From February 1st next year when people buy a bottle or can with the Re-turn logo they will pay a small deposit.
They will get that money back when the can or bottle is brought back to any shop or supermarket taking part in the scheme.
A deposit of 15c will apply to containers from 150ml to 500ml, and a deposit of 25c for containers over 500mls to three litres inclusive.
Ceara from the Extinction Rebellion environmental group told Lunchtime Live she hopes this change will discourage people from buying plastics.
"This is not the biggest solution for the problem because waste is still going to be generated," she said.
"It will hopefully encourage people to stop buying virgin plastics in the first place."
Ceara said many people likely won't want the deposit back.
"I worked in Germany for a number of years and over there they have these bottle deposit collection points," she said.
"A lot of people aren't going to be concerned about getting that money back, so they'll just recycle it at home - this is what I found in Germany anyway.

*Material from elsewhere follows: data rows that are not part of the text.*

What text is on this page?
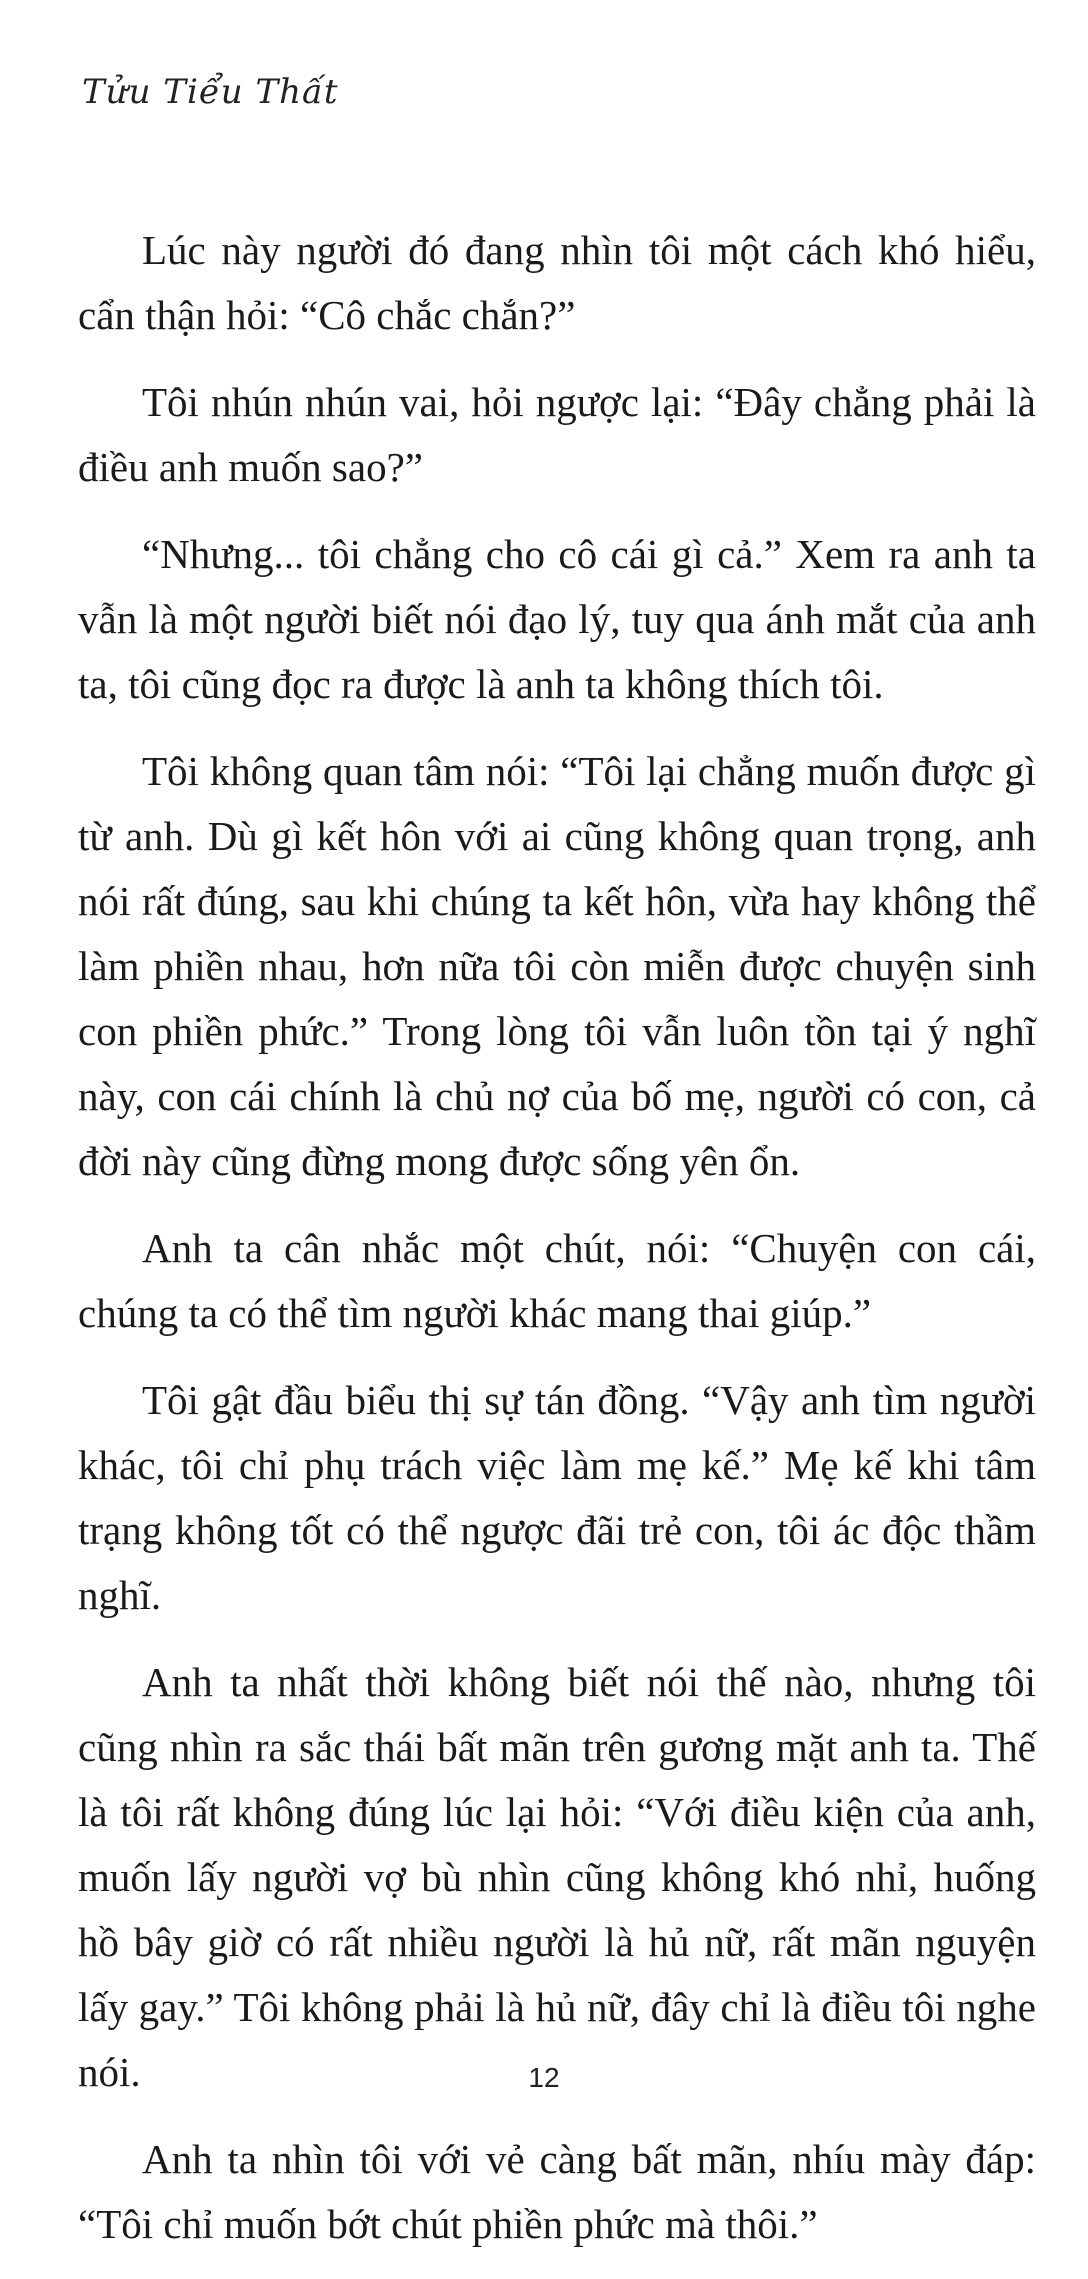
Tửu Tiểu Thất

Lúc này người đó đang nhìn tôi một cách khó hiểu, cẩn thận hỏi: “Cô chắc chắn?”

Tôi nhún nhún vai, hỏi ngược lại: “Đây chẳng phải là điều anh muốn sao?”

“Nhưng... tôi chẳng cho cô cái gì cả.” Xem ra anh ta vẫn là một người biết nói đạo lý, tuy qua ánh mắt của anh ta, tôi cũng đọc ra được là anh ta không thích tôi.

Tôi không quan tâm nói: “Tôi lại chẳng muốn được gì từ anh. Dù gì kết hôn với ai cũng không quan trọng, anh nói rất đúng, sau khi chúng ta kết hôn, vừa hay không thể làm phiền nhau, hơn nữa tôi còn miễn được chuyện sinh con phiền phức.” Trong lòng tôi vẫn luôn tồn tại ý nghĩ này, con cái chính là chủ nợ của bố mẹ, người có con, cả đời này cũng đừng mong được sống yên ổn.

Anh ta cân nhắc một chút, nói: “Chuyện con cái, chúng ta có thể tìm người khác mang thai giúp.”

Tôi gật đầu biểu thị sự tán đồng. “Vậy anh tìm người khác, tôi chỉ phụ trách việc làm mẹ kế.” Mẹ kế khi tâm trạng không tốt có thể ngược đãi trẻ con, tôi ác độc thầm nghĩ.

Anh ta nhất thời không biết nói thế nào, nhưng tôi cũng nhìn ra sắc thái bất mãn trên gương mặt anh ta. Thế là tôi rất không đúng lúc lại hỏi: “Với điều kiện của anh, muốn lấy người vợ bù nhìn cũng không khó nhỉ, huống hồ bây giờ có rất nhiều người là hủ nữ, rất mãn nguyện lấy gay.” Tôi không phải là hủ nữ, đây chỉ là điều tôi nghe nói.

Anh ta nhìn tôi với vẻ càng bất mãn, nhíu mày đáp: “Tôi chỉ muốn bớt chút phiền phức mà thôi.”

12
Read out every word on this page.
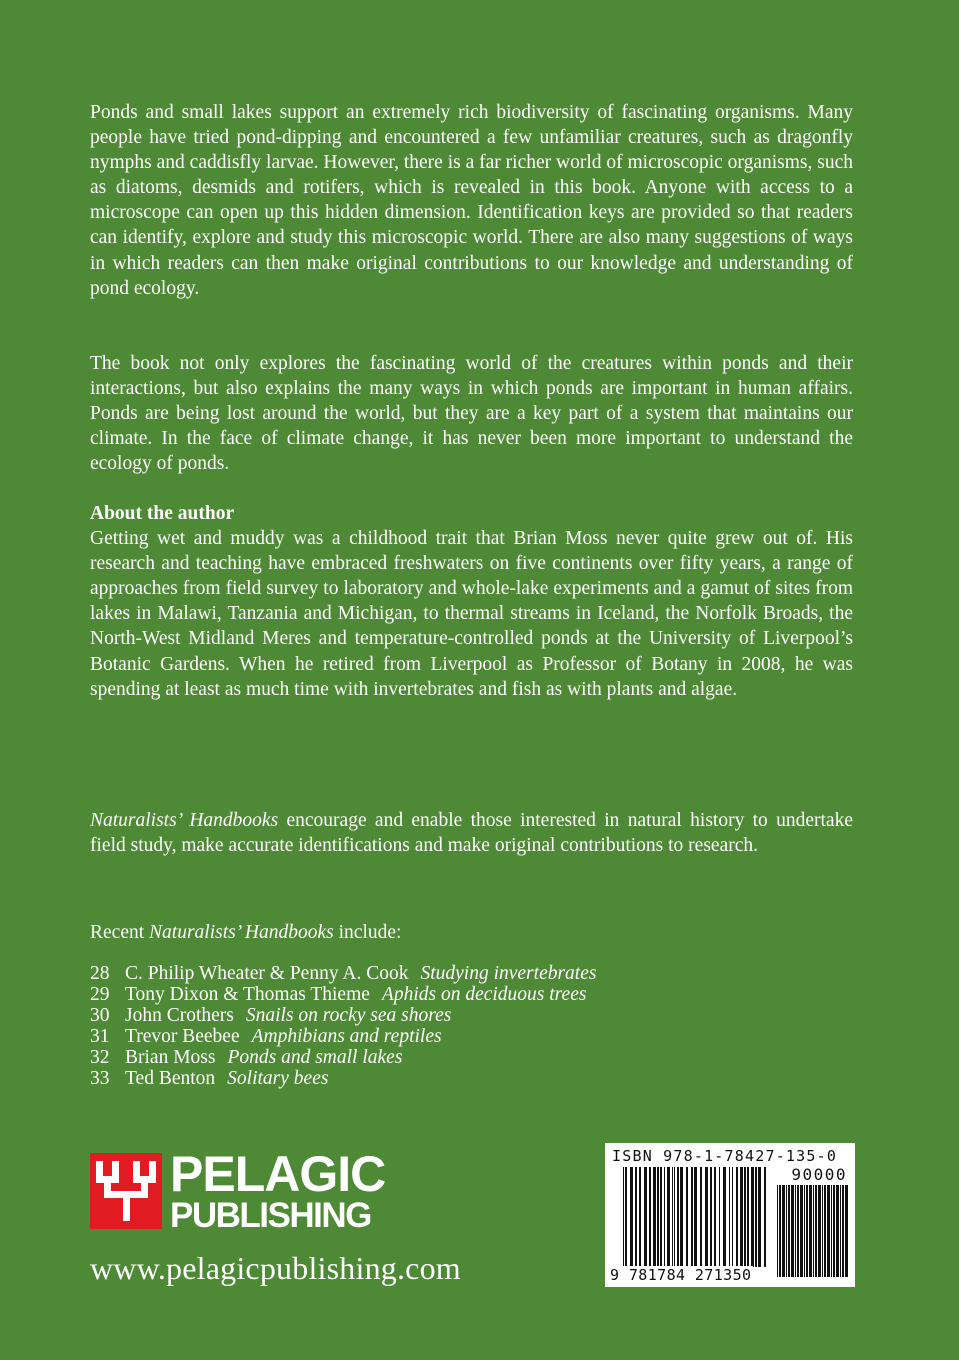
Ponds and small lakes support an extremely rich biodiversity of fascinating organisms. Many people have tried pond-dipping and encountered a few unfamiliar creatures, such as dragonfly nymphs and caddisfly larvae. However, there is a far richer world of microscopic organisms, such as diatoms, desmids and rotifers, which is revealed in this book. Anyone with access to a microscope can open up this hidden dimension. Identification keys are provided so that readers can identify, explore and study this microscopic world. There are also many suggestions of ways in which readers can then make original contributions to our knowledge and understanding of pond ecology.

The book not only explores the fascinating world of the creatures within ponds and their interactions, but also explains the many ways in which ponds are important in human affairs. Ponds are being lost around the world, but they are a key part of a system that maintains our climate. In the face of climate change, it has never been more important to understand the ecology of ponds.

About the author
Getting wet and muddy was a childhood trait that Brian Moss never quite grew out of. His research and teaching have embraced freshwaters on five continents over fifty years, a range of approaches from field survey to laboratory and whole-lake experiments and a gamut of sites from lakes in Malawi, Tanzania and Michigan, to thermal streams in Iceland, the Norfolk Broads, the North-West Midland Meres and temperature-controlled ponds at the University of Liverpool’s Botanic Gardens. When he retired from Liverpool as Professor of Botany in 2008, he was spending at least as much time with invertebrates and fish as with plants and algae.

Naturalists’ Handbooks encourage and enable those interested in natural history to undertake field study, make accurate identifications and make original contributions to research.

Recent Naturalists’ Handbooks include:

28 C. Philip Wheater & Penny A. Cook Studying invertebrates
29 Tony Dixon & Thomas Thieme Aphids on deciduous trees
30 John Crothers Snails on rocky sea shores
31 Trevor Beebee Amphibians and reptiles
32 Brian Moss Ponds and small lakes
33 Ted Benton Solitary bees
PELAGIC
PUBLISHING
www.pelagicpublishing.com
ISBN 978-1-78427-135-0
90000
9 781784 271350
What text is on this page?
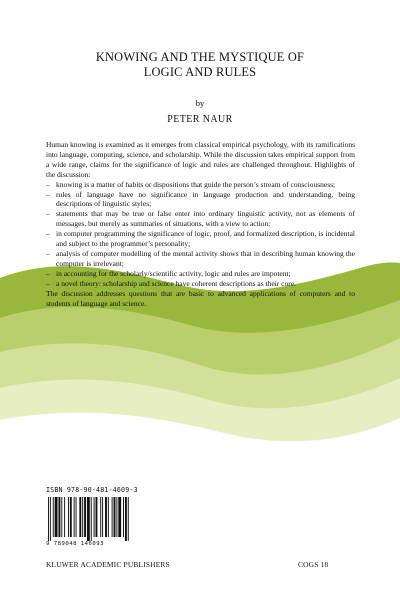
KNOWING AND THE MYSTIQUE OF
LOGIC AND RULES
by
PETER NAUR

Human knowing is examined as it emerges from classical empirical psychology, with its ramifications into language, computing, science, and scholarship. While the discussion takes empirical support from a wide range, claims for the significance of logic and rules are challenged throughout. Highlights of the discussion:

– knowing is a matter of habits or dispositions that guide the person’s stream of consciousness;
– rules of language have no significance in language production and understanding, being descriptions of linguistic styles;
– statements that may be true or false enter into ordinary linguistic activity, not as elements of messages, but merely as summaries of situations, with a view to action;
– in computer programming the significance of logic, proof, and formalized description, is incidental and subject to the programmer’s personality;
– analysis of computer modelling of the mental activity shows that in describing human knowing the computer is irrelevant;
– in accounting for the scholarly/scientific activity, logic and rules are impotent;
– a novel theory: scholarship and science have coherent descriptions as their core.

The discussion addresses questions that are basic to advanced applications of computers and to students of language and science.

ISBN 978-90-481-4609-3
9 789048 146093
KLUWER ACADEMIC PUBLISHERS	COGS 18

"For people that do want to collect the bottles and bring them to the drop-off point, they do and they get a little receipt that's worth the money back.
"I'd be collecting the bottles and bringing them all back because it all adds up.
"There's a lot of people in Ireland who are kind of well off and won't be looking for that 15c.
"They'll just recycle the bottles and then they won't worry about the tax, it'll just be their price going up a little bit.
"Hopefully the people that will be partaking in that will be people who might not have been so thoughtful as to how they were recycling before."
Ceara said some people in Germany will leave their bottles and cans piled in parks for low-income people to collect later to get the money back.
Consumer journalist Sinead Ryan told the show while anything that gets people recycling is good, the scheme is flawed.
"Most of us have a Green Bin which takes a lot of this stuff anyway," he said.
"The new scheme won't take glass bottles or cartons - like milk or juice cartons.
"It is a little bit complicated; you're going to have to remember some stuff and I think there's also going to be a little education needed around it".
'No obligation' on drink companies
Sinead said there is another onus on people to sort through their cans and bottles.
"If I have a Green Bin and all this stuff can go in my Green Bin, and I'm paying for my Green Bin... why wouldn't I just return it to the Green Bin?" she said.
"If I do that and that's fine, there's no problem with that, but I'm punished between 15c and 25c for having bought the item in the first place.
"There's no obligation on the retailer to do it and there's no obligation on the drink providers to do it.
"It only applies to particular plastics and cans which have this Re-turn logo on it.
"There's an extra job of work to do in sorting out the cans that have it, sorting out the cans that don't, bringing back the cans that do and all that".
Sinead said the scheme should be an "all or nothing" approach.
"You can hardly force massive drinks companies... [to] take out all of the stuff just for Ireland and relogo it - maybe they will?" she said.
"You're really then down to the Irish manufacturers of Ishka or Ballygowan to do this.
"Maybe they will and maybe they won't, but the point is the consumer's the one who's going to have to sort it all out," she added.
Only drinks in PET plastic bottles, aluminium and steel cans from 150ml to three litres are included in the Deposit Return Scheme.
Dairy products, such as milk and yogurt drinks, are not included in the new scheme but can still be recycled.